Chemistry is harder to maintain from shift to shift, but the better forwards generally see a little bit more ice time and the defensemen are both fresher and utilized in better situations; it's easier to keep your weakest or most vulnerable defensemen in manageable situations and your best defensemen rested if there is an extra one to rotate in.
At times, Nikita Nesterov has been a shot in the arm for a listless and limp Tampa Bay Lightning power play, but, like the rest of the team, he's struggled at even strength. He'd likely be the one inserted if 11-7 is the route the team goes, though there's always Mark Barberio still waiting his turn. Barberio quietly had a very solid season filling in for various injuries or playing on the bottom pair but oddly seems to have become a complete afterthought for his former AHL coach who used him as a workhorse 1D back when they were together with the Norfolk Admirals.

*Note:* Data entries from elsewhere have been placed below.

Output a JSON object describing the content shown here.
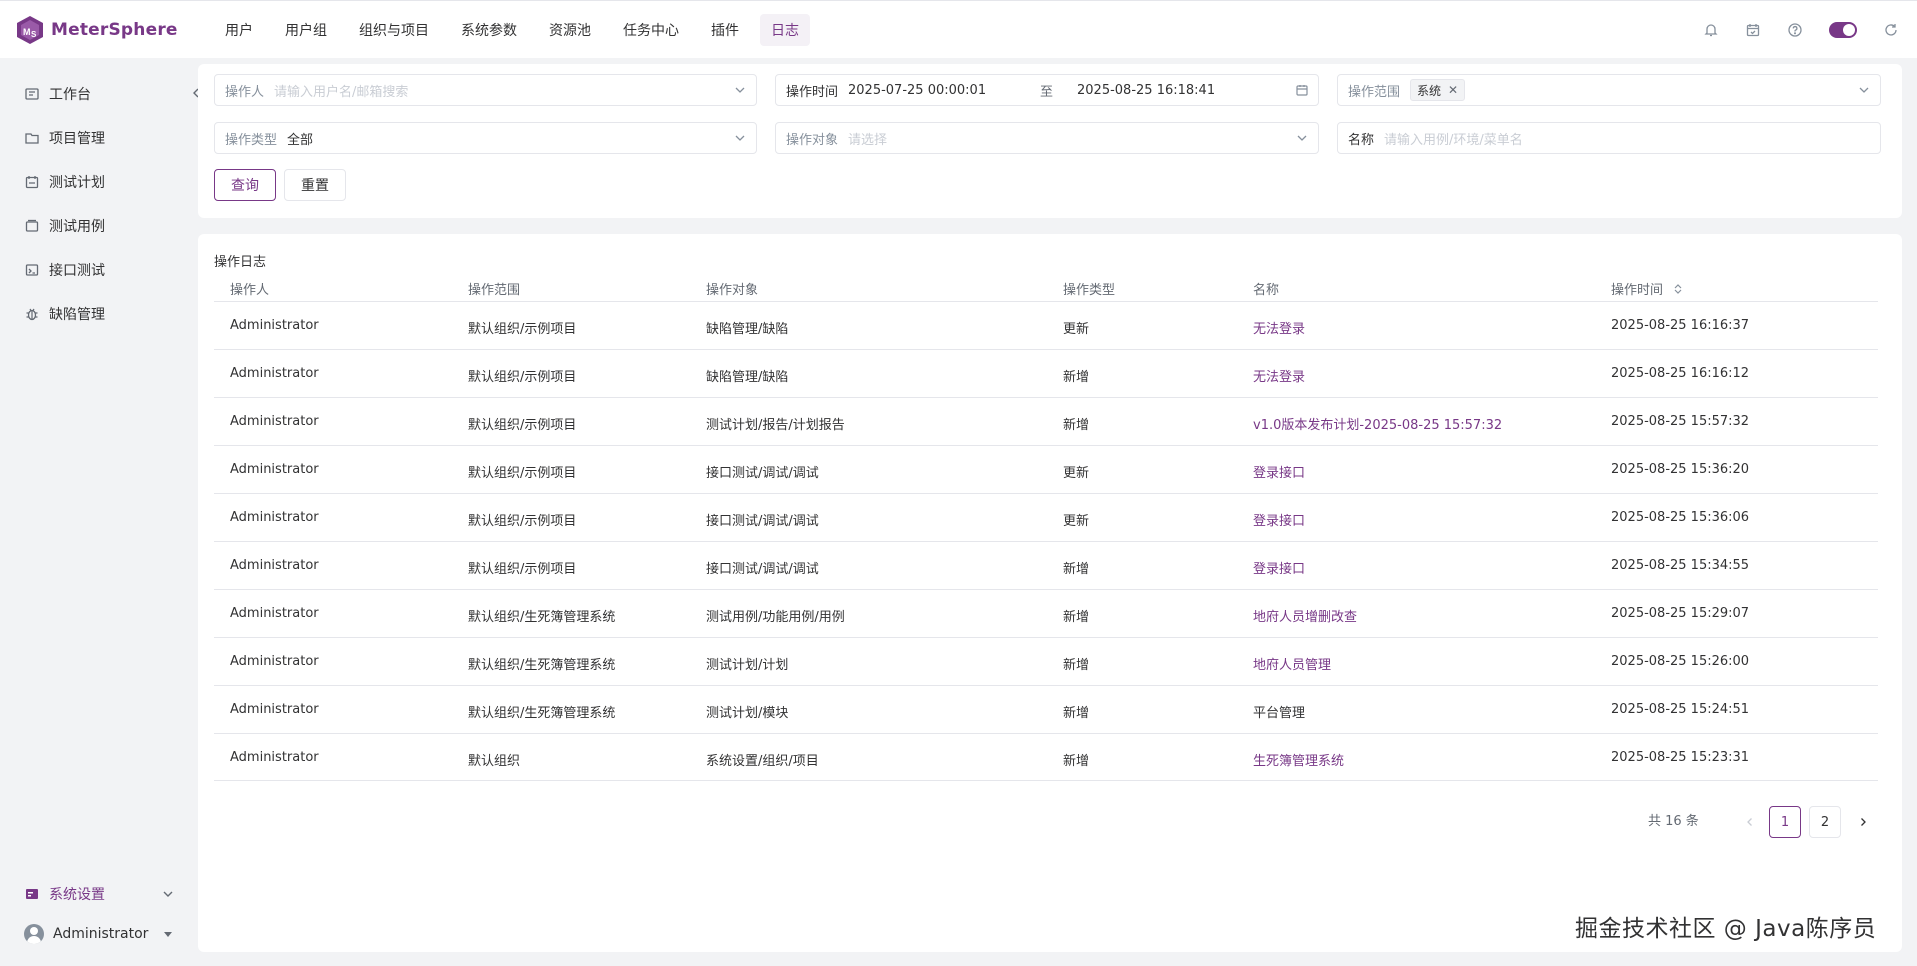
{
  "app": {
    "name": "MeterSphere"
  },
  "colors": {
    "accent": "#783887",
    "border": "#e5e6eb",
    "muted": "#86909c",
    "background": "#f2f3f5"
  },
  "topnav": {
    "items": [
      {
        "label": "用户"
      },
      {
        "label": "用户组"
      },
      {
        "label": "组织与项目"
      },
      {
        "label": "系统参数"
      },
      {
        "label": "资源池"
      },
      {
        "label": "任务中心"
      },
      {
        "label": "插件"
      },
      {
        "label": "日志",
        "active": true
      }
    ],
    "right_icons": [
      "bell-icon",
      "calendar-check-icon",
      "help-icon",
      "theme-toggle",
      "refresh-icon"
    ]
  },
  "sidebar": {
    "items": [
      {
        "label": "工作台",
        "icon": "workbench-icon"
      },
      {
        "label": "项目管理",
        "icon": "project-icon"
      },
      {
        "label": "测试计划",
        "icon": "test-plan-icon"
      },
      {
        "label": "测试用例",
        "icon": "test-case-icon"
      },
      {
        "label": "接口测试",
        "icon": "api-test-icon"
      },
      {
        "label": "缺陷管理",
        "icon": "bug-icon"
      }
    ],
    "settings_label": "系统设置",
    "user_label": "Administrator"
  },
  "filters": {
    "operator": {
      "label": "操作人",
      "placeholder": "请输入用户名/邮箱搜索"
    },
    "time": {
      "label": "操作时间",
      "start": "2025-07-25 00:00:01",
      "separator": "至",
      "end": "2025-08-25 16:18:41"
    },
    "scope": {
      "label": "操作范围",
      "tag": "系统"
    },
    "type": {
      "label": "操作类型",
      "value": "全部"
    },
    "object": {
      "label": "操作对象",
      "placeholder": "请选择"
    },
    "name": {
      "label": "名称",
      "placeholder": "请输入用例/环境/菜单名"
    },
    "query_button": "查询",
    "reset_button": "重置"
  },
  "table": {
    "title": "操作日志",
    "columns": [
      "操作人",
      "操作范围",
      "操作对象",
      "操作类型",
      "名称",
      "操作时间"
    ],
    "rows": [
      {
        "operator": "Administrator",
        "scope": "默认组织/示例项目",
        "object": "缺陷管理/缺陷",
        "type": "更新",
        "name": "无法登录",
        "name_link": true,
        "time": "2025-08-25 16:16:37"
      },
      {
        "operator": "Administrator",
        "scope": "默认组织/示例项目",
        "object": "缺陷管理/缺陷",
        "type": "新增",
        "name": "无法登录",
        "name_link": true,
        "time": "2025-08-25 16:16:12"
      },
      {
        "operator": "Administrator",
        "scope": "默认组织/示例项目",
        "object": "测试计划/报告/计划报告",
        "type": "新增",
        "name": "v1.0版本发布计划-2025-08-25 15:57:32",
        "name_link": true,
        "time": "2025-08-25 15:57:32"
      },
      {
        "operator": "Administrator",
        "scope": "默认组织/示例项目",
        "object": "接口测试/调试/调试",
        "type": "更新",
        "name": "登录接口",
        "name_link": true,
        "time": "2025-08-25 15:36:20"
      },
      {
        "operator": "Administrator",
        "scope": "默认组织/示例项目",
        "object": "接口测试/调试/调试",
        "type": "更新",
        "name": "登录接口",
        "name_link": true,
        "time": "2025-08-25 15:36:06"
      },
      {
        "operator": "Administrator",
        "scope": "默认组织/示例项目",
        "object": "接口测试/调试/调试",
        "type": "新增",
        "name": "登录接口",
        "name_link": true,
        "time": "2025-08-25 15:34:55"
      },
      {
        "operator": "Administrator",
        "scope": "默认组织/生死簿管理系统",
        "object": "测试用例/功能用例/用例",
        "type": "新增",
        "name": "地府人员增删改查",
        "name_link": true,
        "time": "2025-08-25 15:29:07"
      },
      {
        "operator": "Administrator",
        "scope": "默认组织/生死簿管理系统",
        "object": "测试计划/计划",
        "type": "新增",
        "name": "地府人员管理",
        "name_link": true,
        "time": "2025-08-25 15:26:00"
      },
      {
        "operator": "Administrator",
        "scope": "默认组织/生死簿管理系统",
        "object": "测试计划/模块",
        "type": "新增",
        "name": "平台管理",
        "name_link": false,
        "time": "2025-08-25 15:24:51"
      },
      {
        "operator": "Administrator",
        "scope": "默认组织",
        "object": "系统设置/组织/项目",
        "type": "新增",
        "name": "生死簿管理系统",
        "name_link": true,
        "time": "2025-08-25 15:23:31"
      }
    ]
  },
  "pagination": {
    "total_text": "共 16 条",
    "pages": [
      "1",
      "2"
    ],
    "current": "1"
  },
  "watermark": "掘金技术社区 @ Java陈序员"
}
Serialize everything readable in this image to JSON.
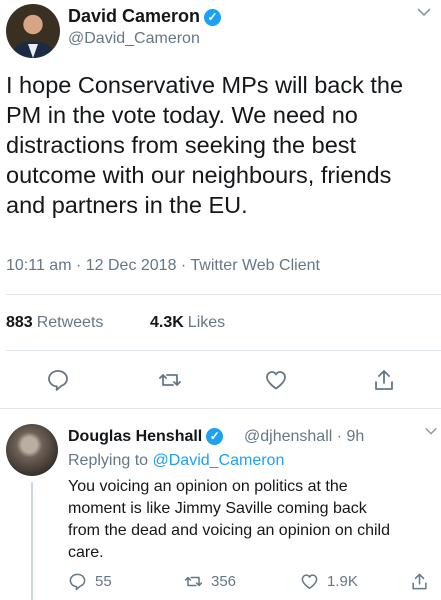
{
  "tweet": {
    "author_name": "David Cameron",
    "author_handle": "@David_Cameron",
    "text": "I hope Conservative MPs will back the\nPM in the vote today.  We need no\ndistractions from seeking the best\noutcome with our neighbours, friends\nand partners in the EU.",
    "timestamp": "10:11 am · 12 Dec 2018 · Twitter Web Client",
    "retweets_count": "883",
    "retweets_label": "Retweets",
    "likes_count": "4.3K",
    "likes_label": "Likes"
  },
  "reply": {
    "author_name": "Douglas Henshall",
    "author_handle": "@djhenshall · 9h",
    "replying_prefix": "Replying to",
    "replying_to": "@David_Cameron",
    "text": "You voicing an opinion on politics at the\nmoment is like Jimmy Saville coming back\nfrom the dead and  voicing an opinion on child\ncare.",
    "reply_count": "55",
    "retweet_count": "356",
    "like_count": "1.9K"
  },
  "icons": {
    "verified": "verified-badge-icon",
    "more": "chevron-down-icon",
    "reply": "reply-icon",
    "retweet": "retweet-icon",
    "like": "heart-icon",
    "share": "share-icon"
  },
  "colors": {
    "accent": "#1da1f2",
    "secondary_text": "#657786",
    "primary_text": "#14171a",
    "divider": "#e1e8ed"
  }
}
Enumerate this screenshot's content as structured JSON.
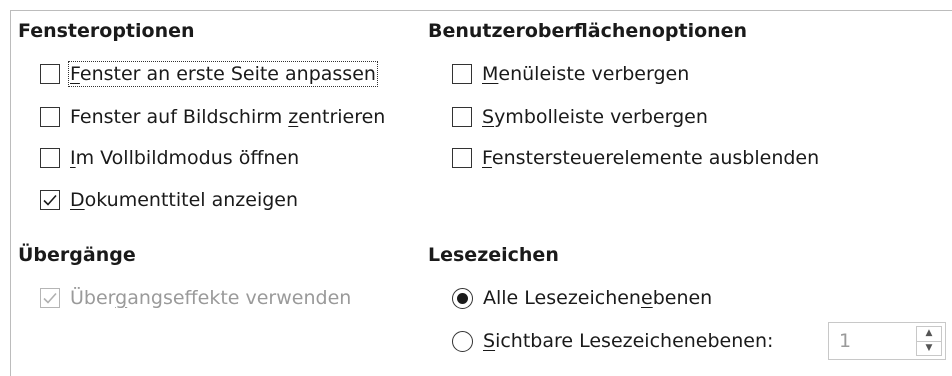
{
  "window_options": {
    "heading": "Fensteroptionen",
    "items": [
      {
        "pre": "",
        "mnemonic": "F",
        "post": "enster an erste Seite anpassen",
        "checked": false
      },
      {
        "pre": "Fenster auf Bildschirm ",
        "mnemonic": "z",
        "post": "entrieren",
        "checked": false
      },
      {
        "pre": "",
        "mnemonic": "I",
        "post": "m Vollbildmodus öffnen",
        "checked": false
      },
      {
        "pre": "",
        "mnemonic": "D",
        "post": "okumenttitel anzeigen",
        "checked": true
      }
    ]
  },
  "ui_options": {
    "heading": "Benutzeroberflächenoptionen",
    "items": [
      {
        "pre": "",
        "mnemonic": "M",
        "post": "enüleiste verbergen",
        "checked": false
      },
      {
        "pre": "",
        "mnemonic": "S",
        "post": "ymbolleiste verbergen",
        "checked": false
      },
      {
        "pre": "",
        "mnemonic": "F",
        "post": "enstersteuerelemente ausblenden",
        "checked": false
      }
    ]
  },
  "transitions": {
    "heading": "Übergänge",
    "item": {
      "pre": "Über",
      "mnemonic": "g",
      "post": "angseffekte verwenden",
      "checked": true,
      "disabled": true
    }
  },
  "bookmarks": {
    "heading": "Lesezeichen",
    "radio_all": {
      "pre": "Alle Lesezeichen",
      "mnemonic": "e",
      "post": "benen",
      "selected": true
    },
    "radio_visible": {
      "pre": "",
      "mnemonic": "S",
      "post": "ichtbare Lesezeichenebenen:",
      "selected": false
    },
    "levels_value": "1"
  }
}
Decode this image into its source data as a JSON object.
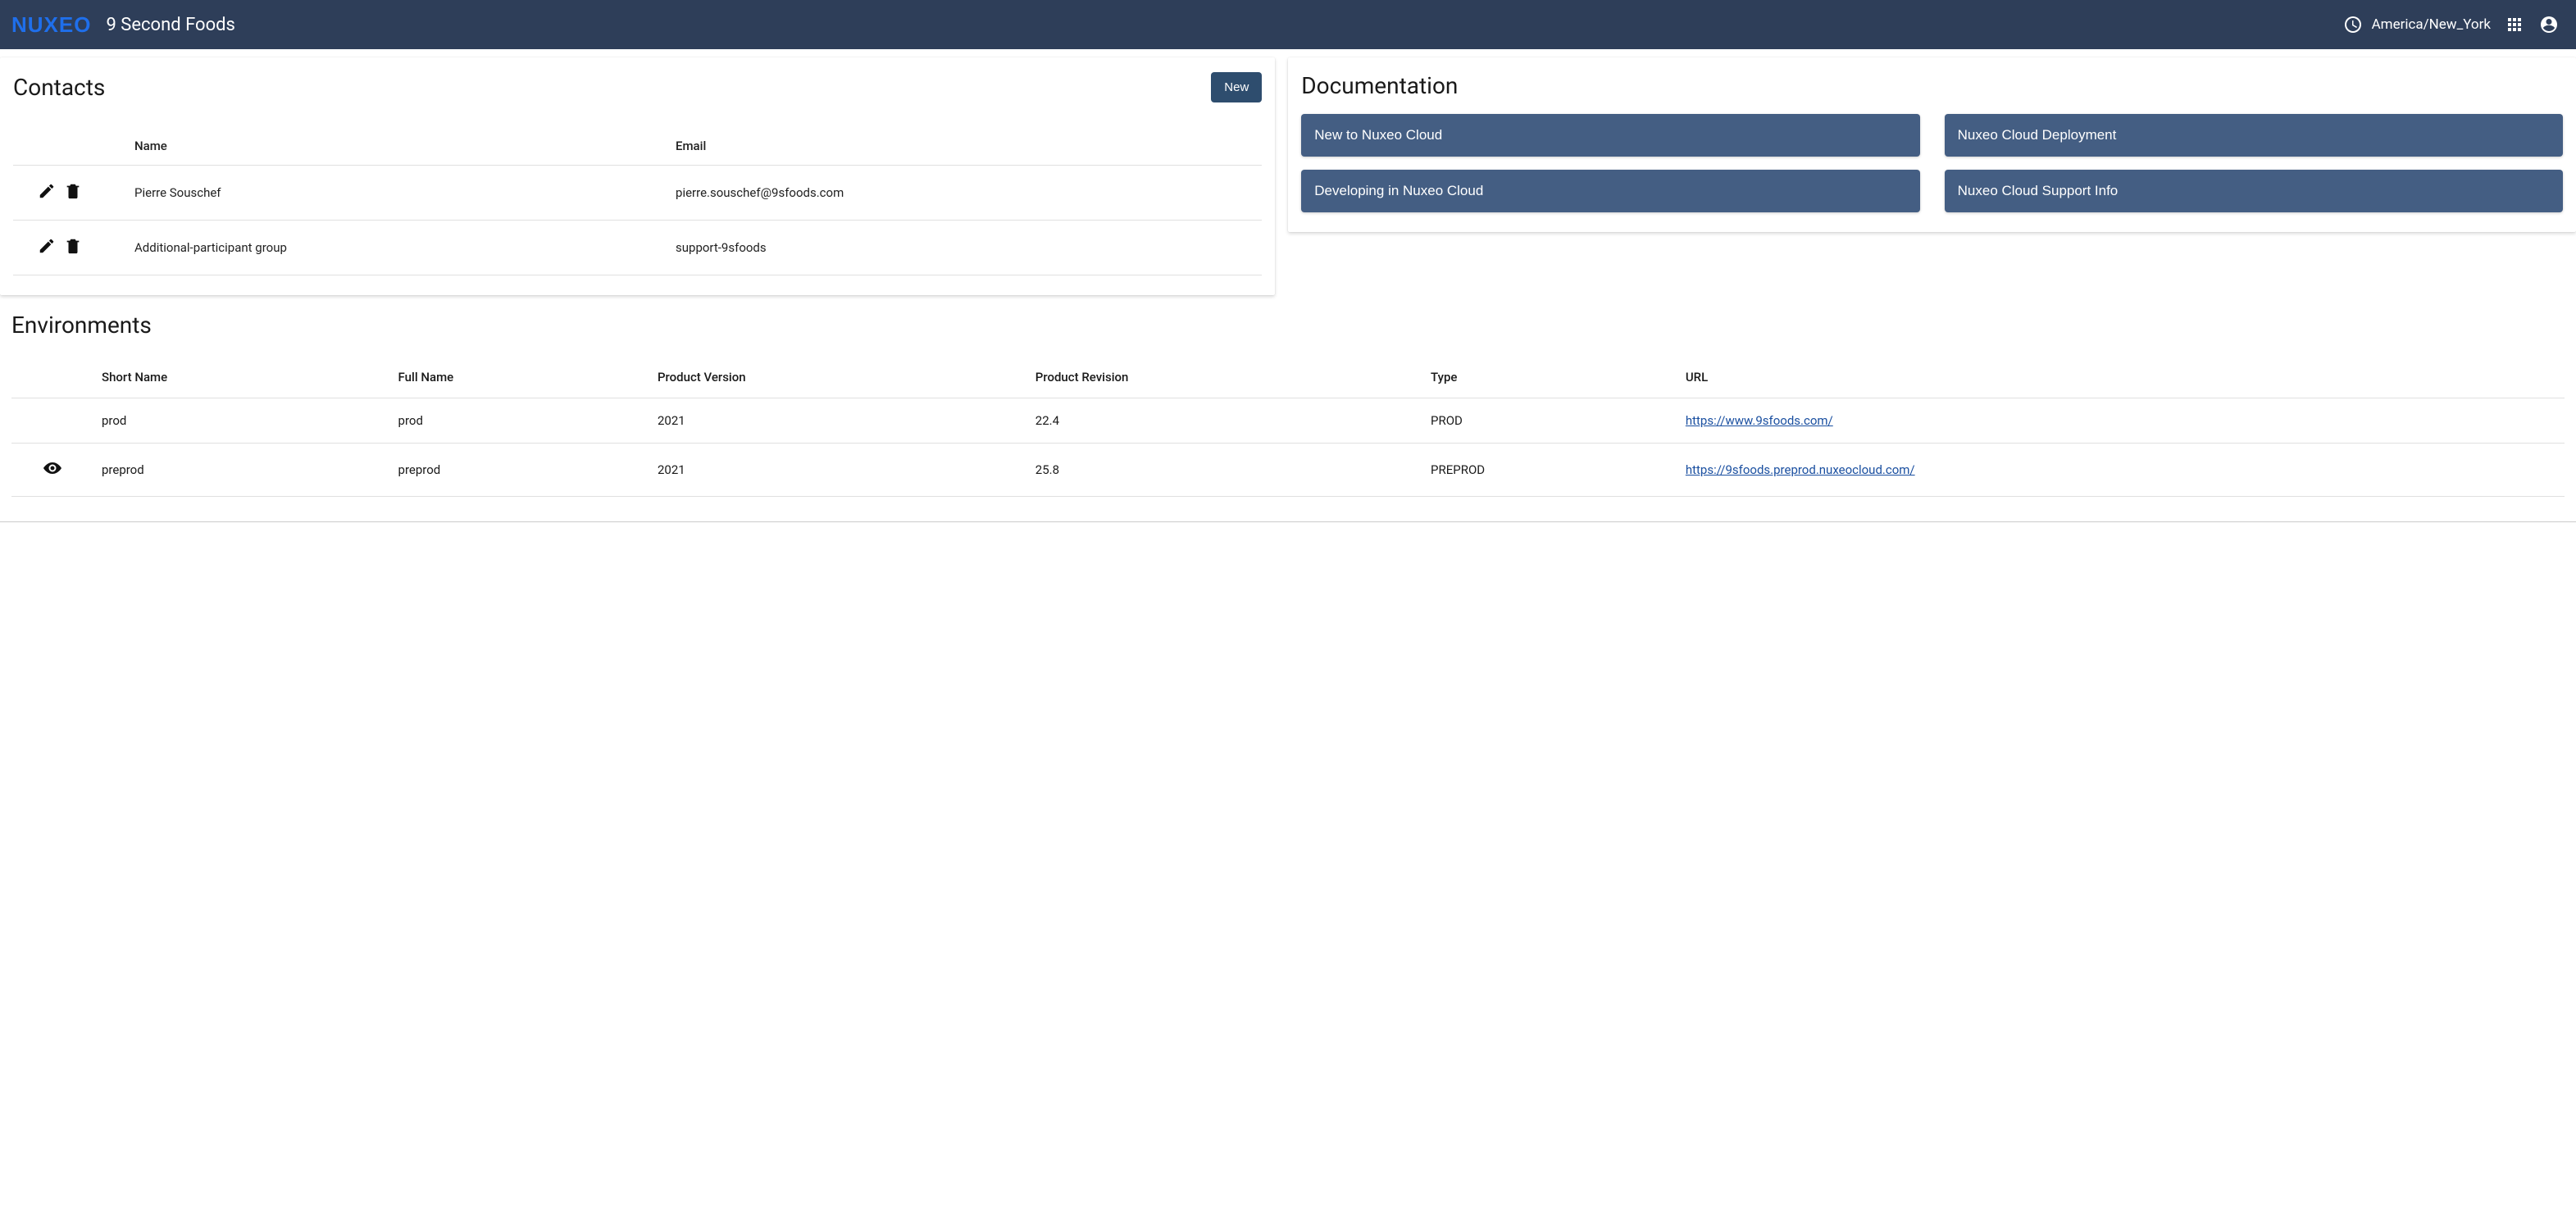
{
  "header": {
    "logo_text": "NUXEO",
    "app_title": "9 Second Foods",
    "timezone": "America/New_York"
  },
  "contacts": {
    "title": "Contacts",
    "new_button": "New",
    "columns": {
      "name": "Name",
      "email": "Email"
    },
    "rows": [
      {
        "name": "Pierre Souschef",
        "email": "pierre.souschef@9sfoods.com"
      },
      {
        "name": "Additional-participant group",
        "email": "support-9sfoods"
      }
    ]
  },
  "documentation": {
    "title": "Documentation",
    "links": [
      "New to Nuxeo Cloud",
      "Nuxeo Cloud Deployment",
      "Developing in Nuxeo Cloud",
      "Nuxeo Cloud Support Info"
    ]
  },
  "environments": {
    "title": "Environments",
    "columns": {
      "short_name": "Short Name",
      "full_name": "Full Name",
      "product_version": "Product Version",
      "product_revision": "Product Revision",
      "type": "Type",
      "url": "URL"
    },
    "rows": [
      {
        "has_eye": false,
        "short_name": "prod",
        "full_name": "prod",
        "product_version": "2021",
        "product_revision": "22.4",
        "type": "PROD",
        "url": "https://www.9sfoods.com/"
      },
      {
        "has_eye": true,
        "short_name": "preprod",
        "full_name": "preprod",
        "product_version": "2021",
        "product_revision": "25.8",
        "type": "PREPROD",
        "url": "https://9sfoods.preprod.nuxeocloud.com/"
      }
    ]
  }
}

Vladislav Namestnikov, who has played in 10 playoff games and has one assist, is an option to draw back in on the wing, though it's unlikely he'd be trusted with Callahan's minutes.
Jon Cooper also has access to his stable of black aces, but they'd certainly be long shots. Jonathan Marchessault and Mike Angelidis both recently took part in the main practice with the rest of the Lightning roster and would give the Bolts a different look on the 4th line. Luke Witkowski and Slater Koekkoek also took part in that practice and are technically available, as are the rest of the black aces.
Ultimately, though, this feels like a choice between playing it safe and going with 7D, or rolling the dice and really setting Jonathan Drouin free in the top-6; a negotiation of those two extremes is also possible, with Drouin drawing into an 11-7 alignment and seeing spare even-strength ice time.
Whatever's decided, Callahan's minutes need to be replaced and the Lightning need to find more production out of his spot in the lineup if they hope to close this series out at home and avoid going back to Montreal needing to win again on the road to avoid the ignoble fate of losing a series they held a 3-0 lead in.